Animate se situe dans une partie d’Ikebukuro qui abrite de nombreuses installations culturelles, dont le Toshima Civic Center situé juste à côté. En 2020, Hareza, un bâtiment comprenant huit théâtres où l’on peut voir des spectacles de kabuki, de la revue Takarazuka (célèbre compagnie de théâtre exclusivement composée de femmes célibataires), des films et d’autres spectacles, a ouvert ses portes. L’établissement fait partie d’un projet urbain visant à transformer cette zone en un centre international pour l’art et la culture, réalisé en partenariat entre des entités publiques et privées. Les rénovations du magasin Animate en font partie.

À tout moment de la journée, des femmes de tous âges vêtues de perruques colorées et de tenues de cosplay, portant des sacs à main ita richement décorés avec des boutons et des badges de leurs personnages d’anime préférés se font voir le long des rues du quartier. Le parc Naka-Ikebukuro, qui était autrefois un lieu dans lequel les rabatteurs essayaient d’attirer les clients vers des boutiques peu recommandables, est aujourd’hui devenu un lieu de rassemblement pour les otaku de manga et d’animes qui montrent fièrement leurs derniers achats. Le quartier a radicalement changé au cours des vingt dernières années , et ses habitants disent souvent en plaisantant que « les otaku ont permis de nettoyer Ikebukuro ! ».

Chaque étage d’Animate est dédié à différents types de produits, allant des articles audiovisuels classiques tels que les CD et DVD aux produits dérivés de personnages et aux mangas. La dernière allée à avoir ouvert dans le magasin, située au troisième étage, est l’une des sections les plus populaires parmi la clientèle féminine : près des quatre cinquièmes de l’espace sont occupés par des bandes dessinées et des romans de boys’ love (BL) un genre littéraire dont les intrigues tournent autour de relations homosexuelles masculines et destiné à un lectorat féminin.

Le BL est généralement relégué dans des coins isolés des librairies généralistes, mais chez Animate, ces ouvrages sont fièrement mis en avant, et les clients peuvent parcourir les titres sans se sentir gênés.

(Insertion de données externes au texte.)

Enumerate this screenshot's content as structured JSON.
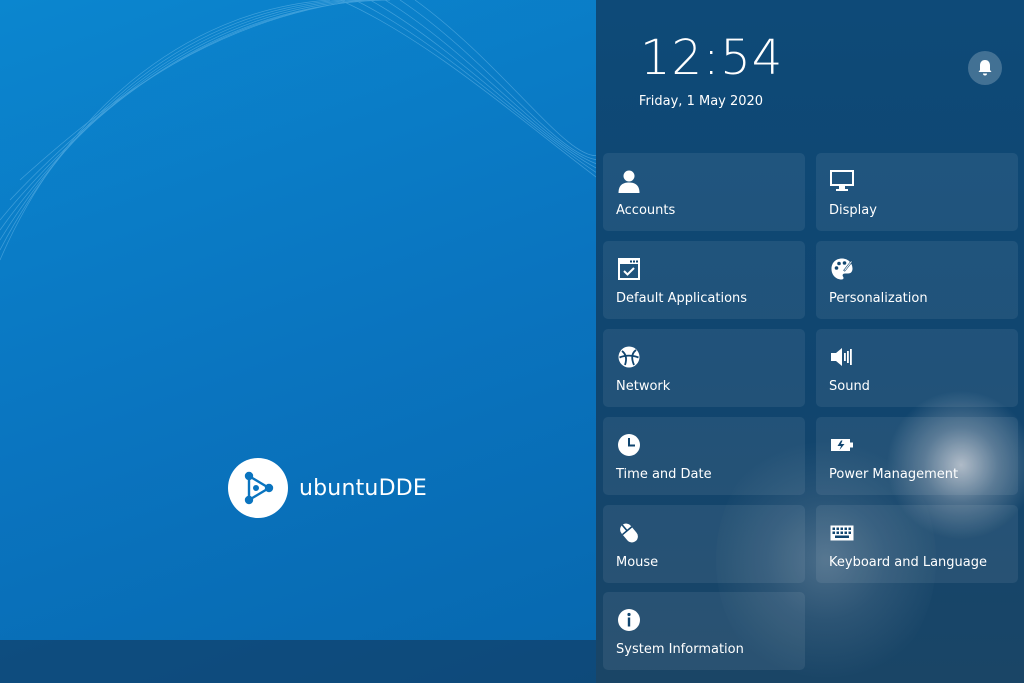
{
  "clock": {
    "time": "12:54",
    "date": "Friday, 1 May 2020"
  },
  "branding": {
    "logo_text": "ubuntuDDE"
  },
  "settings_tiles": [
    {
      "label": "Accounts",
      "icon": "user-icon"
    },
    {
      "label": "Display",
      "icon": "monitor-icon"
    },
    {
      "label": "Default Applications",
      "icon": "app-window-check-icon"
    },
    {
      "label": "Personalization",
      "icon": "palette-icon"
    },
    {
      "label": "Network",
      "icon": "network-globe-icon"
    },
    {
      "label": "Sound",
      "icon": "speaker-icon"
    },
    {
      "label": "Time and Date",
      "icon": "clock-icon"
    },
    {
      "label": "Power Management",
      "icon": "battery-icon"
    },
    {
      "label": "Mouse",
      "icon": "mouse-icon"
    },
    {
      "label": "Keyboard and Language",
      "icon": "keyboard-icon"
    },
    {
      "label": "System Information",
      "icon": "info-icon"
    }
  ],
  "colors": {
    "desktop_blue": "#0a74bf",
    "panel_navy": "#10456f",
    "text": "#ffffff"
  }
}
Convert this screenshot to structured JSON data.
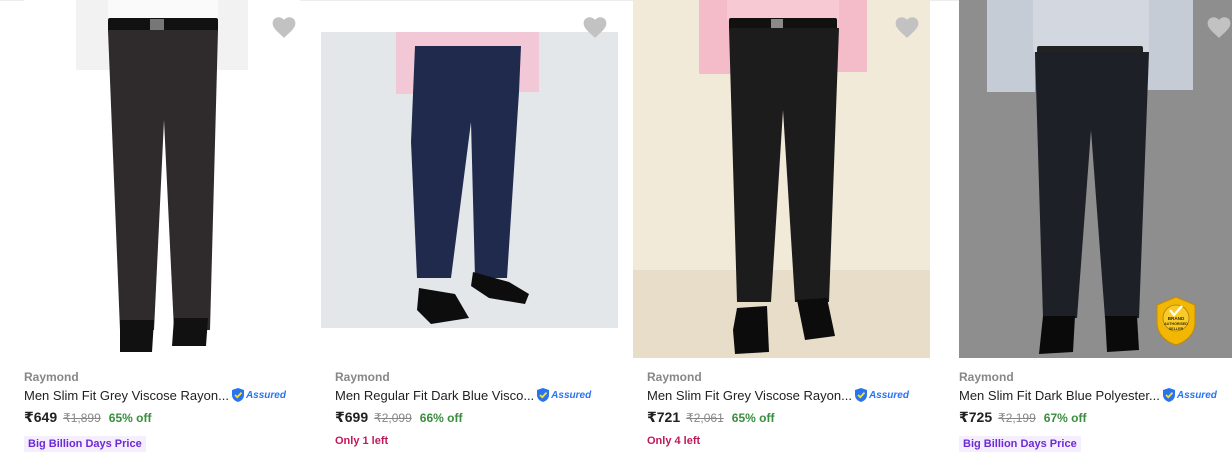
{
  "products": [
    {
      "brand": "Raymond",
      "title": "Men Slim Fit Grey Viscose Rayon...",
      "assured_label": "Assured",
      "price": "₹649",
      "mrp": "₹1,899",
      "discount": "65% off",
      "extra": "Big Billion Days Price",
      "extra_type": "badge",
      "image_bg": "#ffffff",
      "pants_color": "#2f2a2b",
      "shirt_color": "#ffffff"
    },
    {
      "brand": "Raymond",
      "title": "Men Regular Fit Dark Blue Visco...",
      "assured_label": "Assured",
      "price": "₹699",
      "mrp": "₹2,099",
      "discount": "66% off",
      "extra": "Only 1 left",
      "extra_type": "stock",
      "image_bg": "#e4e7ea",
      "pants_color": "#1f2a4d",
      "shirt_color": "#f3c8d6"
    },
    {
      "brand": "Raymond",
      "title": "Men Slim Fit Grey Viscose Rayon...",
      "assured_label": "Assured",
      "price": "₹721",
      "mrp": "₹2,061",
      "discount": "65% off",
      "extra": "Only 4 left",
      "extra_type": "stock",
      "image_bg": "#f1ead8",
      "pants_color": "#1c1c1c",
      "shirt_color": "#f4bcc8"
    },
    {
      "brand": "Raymond",
      "title": "Men Slim Fit Dark Blue Polyester...",
      "assured_label": "Assured",
      "price": "₹725",
      "mrp": "₹2,199",
      "discount": "67% off",
      "extra": "Big Billion Days Price",
      "extra_type": "badge",
      "image_bg": "#8e8e8e",
      "pants_color": "#1d2026",
      "shirt_color": "#c6ccd6",
      "seal_text": "BRAND AUTHORISED SELLER"
    }
  ],
  "colors": {
    "heart": "#c2c2c2",
    "accent": "#2874f0",
    "discount": "#388e3c",
    "badge_text": "#6d2bd3",
    "stock_text": "#c2185b"
  }
}
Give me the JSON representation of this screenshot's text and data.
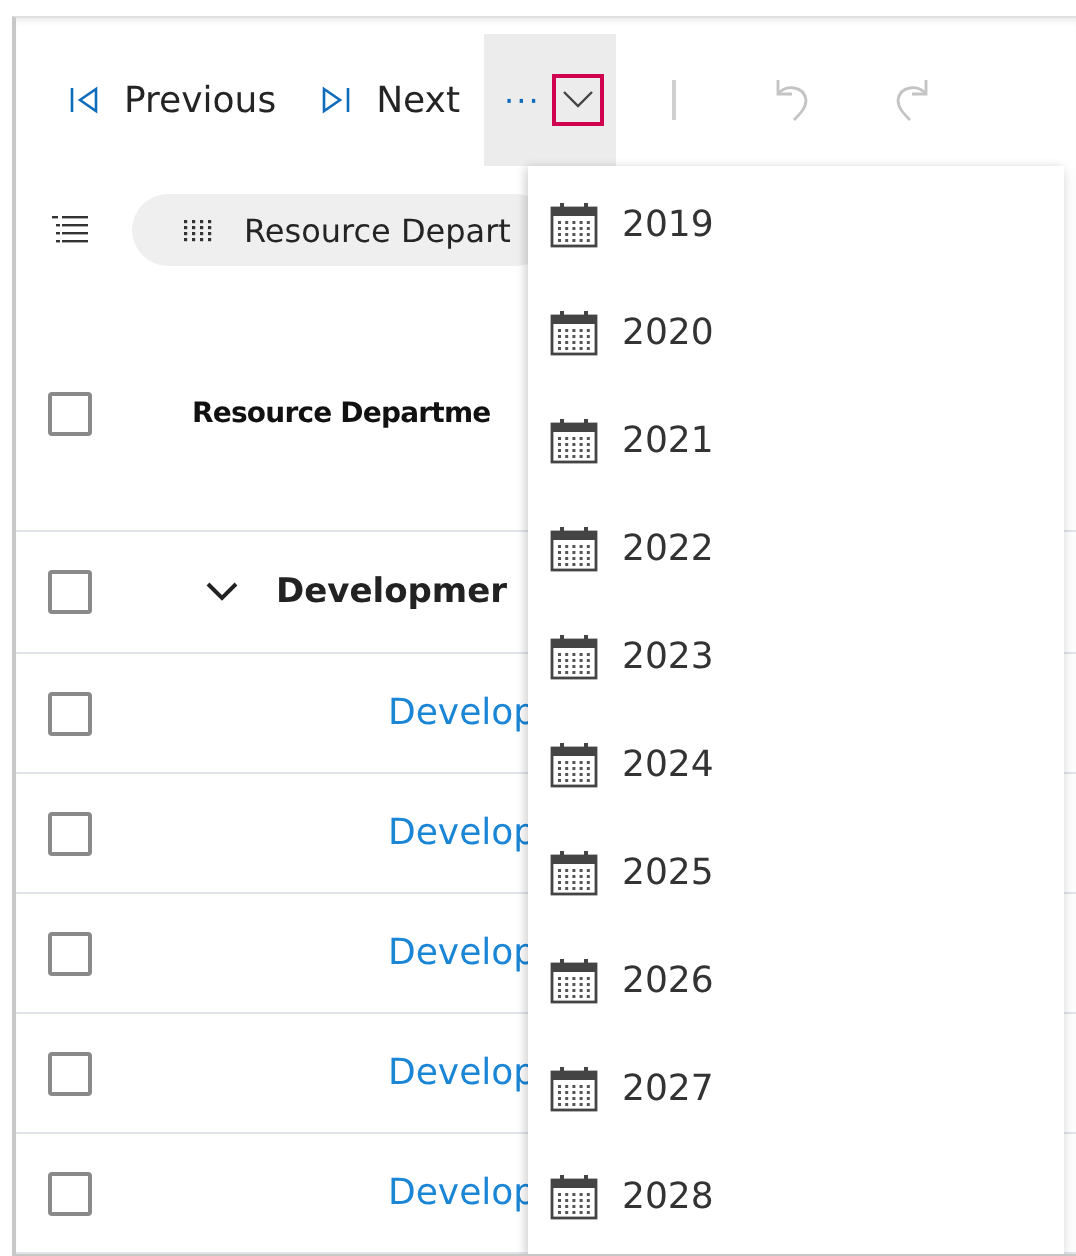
{
  "toolbar": {
    "previous": "Previous",
    "next": "Next",
    "more": "···",
    "undo_disabled": true,
    "redo_disabled": true,
    "dropdown_focused": true
  },
  "group_chip": {
    "label": "Resource Depart"
  },
  "table": {
    "header": {
      "checked": false,
      "column_1": "Resource Departme"
    },
    "group": {
      "checked": false,
      "expanded": true,
      "label": "Developmer"
    },
    "rows": [
      {
        "checked": false,
        "column_1": "Develop"
      },
      {
        "checked": false,
        "column_1": "Develop"
      },
      {
        "checked": false,
        "column_1": "Develop"
      },
      {
        "checked": false,
        "column_1": "Develop"
      },
      {
        "checked": false,
        "column_1": "Develop"
      }
    ]
  },
  "dropdown_menu": {
    "items": [
      {
        "label": "2019"
      },
      {
        "label": "2020"
      },
      {
        "label": "2021"
      },
      {
        "label": "2022"
      },
      {
        "label": "2023"
      },
      {
        "label": "2024"
      },
      {
        "label": "2025"
      },
      {
        "label": "2026"
      },
      {
        "label": "2027"
      },
      {
        "label": "2028"
      }
    ]
  }
}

Selon une de mes amies, une kifujin autoproclamée (une femme de plus de 30 ans fan de boys’ love), le BL se fait plus « multiculturel » ces dernières années. Les œuvres étrangères ont récemment gagné en popularité au Japon, comme en témoigne l’augmentation de la demande pour certains articles bien particuliers tels que les fanbooks du drama thaïlandais 2gether et les recueils de photographies et les versions animées du roman chinois Mo Dao Zu Shi (« Le Grand maître de la Cultivation Démoniaque : Mo Dao Zu Shi »). La « fièvre BL », qui n’était au départ qu’un plaisir coupable pour les otaku japonaises, est aujourd’hui devenue un véritable pilier du monde du divertissement à travers toute l’Asie.

Les cosplayeurs se fondent dans la masse à la sortie de l’Animate d’Ikebukuro.
Les cosplayeurs se fondent dans la masse à la sortie de l’Animate d’Ikebukuro.

Le nuikatsu ? Le nuimama ?

Les otaku se sont longtemps tenus à l’écart de la société, évoluant au sein de leurs propres cercles et développant une culture bien distincte, jusqu’à développer leur propre jargon pour décrire leurs intérêts. Par exemple, les fans de BL de moins de 30 ans s’identifient par le terme péjoratif de fujoshi (littéralement « filles pourries »). Mais tous ces passionnés ont désormais gagné une plus large acceptation dans la société, ce qui leur permet désormais d’afficher ouvertement leur fierté d’être fans de personnages d’animes et d’autres icônes de la culture populaire.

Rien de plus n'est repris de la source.